According to the trio, the report contains other important tools to promote the decarbonisation of heating, such as measures towards the greening of district heating (Art. 24), or the reinforcement of measures for the deployment of RES in new buildings (Art. 15), complementing the Energy Performance of Buildings Directive measures voted on October 11.

All in all, they consider today’s vote as a step in the right direction saying that these measures are “highly welcomed, and show the European Parliament’s commitment to reaching its long-term climate and energy objectives”.

Decarbonising EU’s heating sector is seen as a major challenge for the Member States, as well as an opportunity for generating local jobs, fostering growth, establishing energy independence and creating healthier environments.
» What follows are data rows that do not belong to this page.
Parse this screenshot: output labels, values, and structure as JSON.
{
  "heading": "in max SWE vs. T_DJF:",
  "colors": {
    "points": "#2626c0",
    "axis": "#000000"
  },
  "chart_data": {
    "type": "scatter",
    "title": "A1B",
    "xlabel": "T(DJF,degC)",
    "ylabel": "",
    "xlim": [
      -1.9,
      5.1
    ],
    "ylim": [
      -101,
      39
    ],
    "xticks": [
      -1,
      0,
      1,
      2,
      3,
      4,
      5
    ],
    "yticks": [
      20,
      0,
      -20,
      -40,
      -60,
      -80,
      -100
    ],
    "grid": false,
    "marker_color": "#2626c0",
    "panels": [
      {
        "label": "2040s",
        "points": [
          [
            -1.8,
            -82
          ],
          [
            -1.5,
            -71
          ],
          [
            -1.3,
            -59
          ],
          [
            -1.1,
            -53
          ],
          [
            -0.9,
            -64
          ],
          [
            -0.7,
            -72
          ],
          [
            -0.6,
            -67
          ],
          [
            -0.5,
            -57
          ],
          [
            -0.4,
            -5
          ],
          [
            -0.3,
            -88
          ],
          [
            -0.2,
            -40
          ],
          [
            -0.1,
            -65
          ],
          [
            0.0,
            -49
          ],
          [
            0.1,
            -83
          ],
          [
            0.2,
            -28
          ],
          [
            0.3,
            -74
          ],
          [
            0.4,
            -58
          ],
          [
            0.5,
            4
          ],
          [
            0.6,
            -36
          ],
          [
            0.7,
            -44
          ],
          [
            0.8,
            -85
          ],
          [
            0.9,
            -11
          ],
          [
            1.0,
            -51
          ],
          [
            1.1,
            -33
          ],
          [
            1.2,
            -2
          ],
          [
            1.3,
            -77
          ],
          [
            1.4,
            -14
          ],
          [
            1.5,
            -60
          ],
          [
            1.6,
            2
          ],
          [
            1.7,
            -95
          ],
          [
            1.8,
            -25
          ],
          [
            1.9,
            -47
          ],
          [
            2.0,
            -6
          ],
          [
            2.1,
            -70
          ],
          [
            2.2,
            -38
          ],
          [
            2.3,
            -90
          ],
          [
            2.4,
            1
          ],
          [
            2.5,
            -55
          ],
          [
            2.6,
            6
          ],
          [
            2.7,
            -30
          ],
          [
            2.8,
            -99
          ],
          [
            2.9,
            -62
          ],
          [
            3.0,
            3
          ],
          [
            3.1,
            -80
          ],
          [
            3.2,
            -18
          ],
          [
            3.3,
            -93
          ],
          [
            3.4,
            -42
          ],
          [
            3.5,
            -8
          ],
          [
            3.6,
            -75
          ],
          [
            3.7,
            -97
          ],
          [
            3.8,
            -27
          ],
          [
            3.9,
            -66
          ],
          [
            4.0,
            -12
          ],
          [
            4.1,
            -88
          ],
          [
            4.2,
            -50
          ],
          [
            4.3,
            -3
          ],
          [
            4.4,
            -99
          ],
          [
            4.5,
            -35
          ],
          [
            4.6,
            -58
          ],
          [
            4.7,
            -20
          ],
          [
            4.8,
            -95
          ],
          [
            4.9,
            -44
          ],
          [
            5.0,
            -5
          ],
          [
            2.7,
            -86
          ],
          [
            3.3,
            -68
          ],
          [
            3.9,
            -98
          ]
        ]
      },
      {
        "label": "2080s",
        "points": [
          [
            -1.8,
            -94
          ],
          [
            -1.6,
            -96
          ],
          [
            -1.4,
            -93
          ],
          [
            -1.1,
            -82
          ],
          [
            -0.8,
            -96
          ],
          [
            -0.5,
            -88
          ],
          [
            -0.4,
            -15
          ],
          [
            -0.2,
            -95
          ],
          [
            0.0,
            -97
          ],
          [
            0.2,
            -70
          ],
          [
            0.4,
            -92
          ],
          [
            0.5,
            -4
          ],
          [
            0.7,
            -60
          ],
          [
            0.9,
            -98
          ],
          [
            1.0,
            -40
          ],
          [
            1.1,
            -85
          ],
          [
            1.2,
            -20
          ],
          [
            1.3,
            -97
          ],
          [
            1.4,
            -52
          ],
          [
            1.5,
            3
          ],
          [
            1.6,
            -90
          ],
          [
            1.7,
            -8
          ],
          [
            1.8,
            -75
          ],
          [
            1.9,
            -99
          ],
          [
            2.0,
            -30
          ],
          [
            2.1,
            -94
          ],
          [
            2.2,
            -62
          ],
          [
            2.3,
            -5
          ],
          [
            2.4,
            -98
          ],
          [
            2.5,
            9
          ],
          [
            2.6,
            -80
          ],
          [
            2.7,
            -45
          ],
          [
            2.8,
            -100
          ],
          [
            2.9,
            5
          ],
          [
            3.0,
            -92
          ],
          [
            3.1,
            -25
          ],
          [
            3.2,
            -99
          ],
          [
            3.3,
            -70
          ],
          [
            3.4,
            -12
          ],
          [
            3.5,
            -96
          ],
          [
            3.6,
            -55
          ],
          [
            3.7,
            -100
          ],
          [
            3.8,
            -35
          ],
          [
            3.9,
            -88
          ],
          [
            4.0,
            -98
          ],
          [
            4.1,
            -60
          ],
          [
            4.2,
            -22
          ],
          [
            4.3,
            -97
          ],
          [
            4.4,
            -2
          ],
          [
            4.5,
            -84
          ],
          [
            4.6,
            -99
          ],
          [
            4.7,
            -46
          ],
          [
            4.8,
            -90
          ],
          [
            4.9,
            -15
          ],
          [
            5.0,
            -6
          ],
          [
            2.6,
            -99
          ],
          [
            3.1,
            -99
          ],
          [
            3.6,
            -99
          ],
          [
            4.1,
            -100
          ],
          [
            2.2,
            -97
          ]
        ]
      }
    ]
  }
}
They call upon the European Commission and the Member States in the Council to join the Parliament in its commitment to tackle Europe’s climate and energy challenge.

“This vote shows the European Parliament understanding that tackling the H&C sector is essential to reach our long-term climate objectives. We hope the Council will follow this approach and acknowledge the underlying economic and environmental benefits of decarbonising the H&C sector”, said Jean-Marc Jossart, Secretary-General, AEBIOM, here seen at the recent AEBIOM European Bioenergy Future (EBF) conference held in Brussels, Belgium.